Droits déniés


Je croyais jusqu’à hier que, dans la Déclaration des droits de l’homme et du citoyen, aussi bien celle de 1789 que celle de 1793 ou de 1795, « homme » était pris dans son acception générique et visait à la fois l’homme et la femme.

Puis alerté par un post sur LinkedIn (Solène Thomas relayant un article d’Alicia Birr consacré au livre d’Eliane Viennot : En finir avec l’homme), j’ai relu la Déclaration (lue pourtant des dizaines de fois). Et à la lumière de cette alerte, aucun doute n’est possible : l’homme dont parle la Déclaration des droits de l’homme et du citoyen n’est pas du tout l’homme générique, l’humain, le représentant de l’espèce ; c’est le mâle, le masculin, l’homme sexué, l’homme qui se différencie de la femme en ceci justement qu’il a des droits et le statut de citoyen.

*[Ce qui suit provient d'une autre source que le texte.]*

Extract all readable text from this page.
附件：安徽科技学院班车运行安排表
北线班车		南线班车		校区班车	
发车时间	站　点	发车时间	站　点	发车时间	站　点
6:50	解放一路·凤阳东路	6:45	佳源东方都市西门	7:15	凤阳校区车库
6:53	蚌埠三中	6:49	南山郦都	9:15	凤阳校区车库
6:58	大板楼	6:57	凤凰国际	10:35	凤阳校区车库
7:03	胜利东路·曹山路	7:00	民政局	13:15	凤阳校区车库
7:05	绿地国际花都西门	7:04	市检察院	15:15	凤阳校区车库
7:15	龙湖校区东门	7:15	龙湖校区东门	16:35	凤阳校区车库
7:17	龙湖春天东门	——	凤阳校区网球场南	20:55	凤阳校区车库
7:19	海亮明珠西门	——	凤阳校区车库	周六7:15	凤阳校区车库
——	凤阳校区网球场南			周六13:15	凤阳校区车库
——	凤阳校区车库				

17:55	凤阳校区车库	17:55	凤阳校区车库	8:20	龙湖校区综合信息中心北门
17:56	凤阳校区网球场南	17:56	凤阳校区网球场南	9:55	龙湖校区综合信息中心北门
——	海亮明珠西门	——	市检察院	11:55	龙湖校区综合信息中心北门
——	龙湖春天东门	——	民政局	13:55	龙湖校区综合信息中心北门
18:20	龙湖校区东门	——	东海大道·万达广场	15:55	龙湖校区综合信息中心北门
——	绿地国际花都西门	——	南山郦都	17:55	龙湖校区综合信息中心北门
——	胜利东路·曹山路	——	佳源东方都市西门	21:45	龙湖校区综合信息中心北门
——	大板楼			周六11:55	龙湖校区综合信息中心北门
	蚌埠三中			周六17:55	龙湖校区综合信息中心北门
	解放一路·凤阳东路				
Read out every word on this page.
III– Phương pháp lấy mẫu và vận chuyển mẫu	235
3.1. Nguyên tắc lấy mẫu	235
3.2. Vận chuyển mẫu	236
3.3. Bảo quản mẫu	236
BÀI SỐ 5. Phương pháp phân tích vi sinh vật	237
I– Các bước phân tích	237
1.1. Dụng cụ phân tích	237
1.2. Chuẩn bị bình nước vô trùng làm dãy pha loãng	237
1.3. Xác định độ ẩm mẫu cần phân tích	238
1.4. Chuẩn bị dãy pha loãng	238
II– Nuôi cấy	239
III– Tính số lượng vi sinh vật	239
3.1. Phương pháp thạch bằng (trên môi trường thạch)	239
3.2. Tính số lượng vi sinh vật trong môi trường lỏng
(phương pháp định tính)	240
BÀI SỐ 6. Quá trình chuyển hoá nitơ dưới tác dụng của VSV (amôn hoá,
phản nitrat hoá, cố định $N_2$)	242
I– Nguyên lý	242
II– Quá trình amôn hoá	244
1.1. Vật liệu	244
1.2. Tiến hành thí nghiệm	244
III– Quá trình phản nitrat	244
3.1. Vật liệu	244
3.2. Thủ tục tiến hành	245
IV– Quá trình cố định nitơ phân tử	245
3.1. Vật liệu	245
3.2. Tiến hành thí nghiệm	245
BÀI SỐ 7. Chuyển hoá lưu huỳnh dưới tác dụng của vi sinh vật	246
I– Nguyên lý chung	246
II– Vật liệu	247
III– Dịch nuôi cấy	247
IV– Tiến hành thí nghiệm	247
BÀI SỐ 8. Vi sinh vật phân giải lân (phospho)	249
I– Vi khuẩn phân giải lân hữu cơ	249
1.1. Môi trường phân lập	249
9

Je suis tombé des nues. Car c’est d’une dénégation au carré qu’il s’agit : ce n’est pas qu’on refuse des choses aux femmes, c’est qu’elles n’entrent même pas dans le cadre de la réflexion ; la question de leur reconnaître des droits et un statut de citoyenne ne se pose pas plus pour elles qu’elle ne se pose pour les souris ou les pâquerettes ; elles sont hors champ. Les droits, les devoirs, les garanties, les libertés sont ceux des hommes, de ces hommes à qui seuls il est accordé de jouir des droits civiques nés de la Révolution. On découvre soudain la grandeur et l’immense difficulté des efforts d’Olympe de Gouges qui, aux Révolutionnaires, tenta d’apporter une révolution si radicalement copernicienne qu’ils furent totalement incapables de l’appréhender.

Et puis ce qui me stupéfie et me choque intimement, c’est qu’il m’ait fallu tant de temps pour saisir moi-même, percer à jour et comprendre la signification de cette invisibilité qui depuis toujours s’étalait sous mes yeux.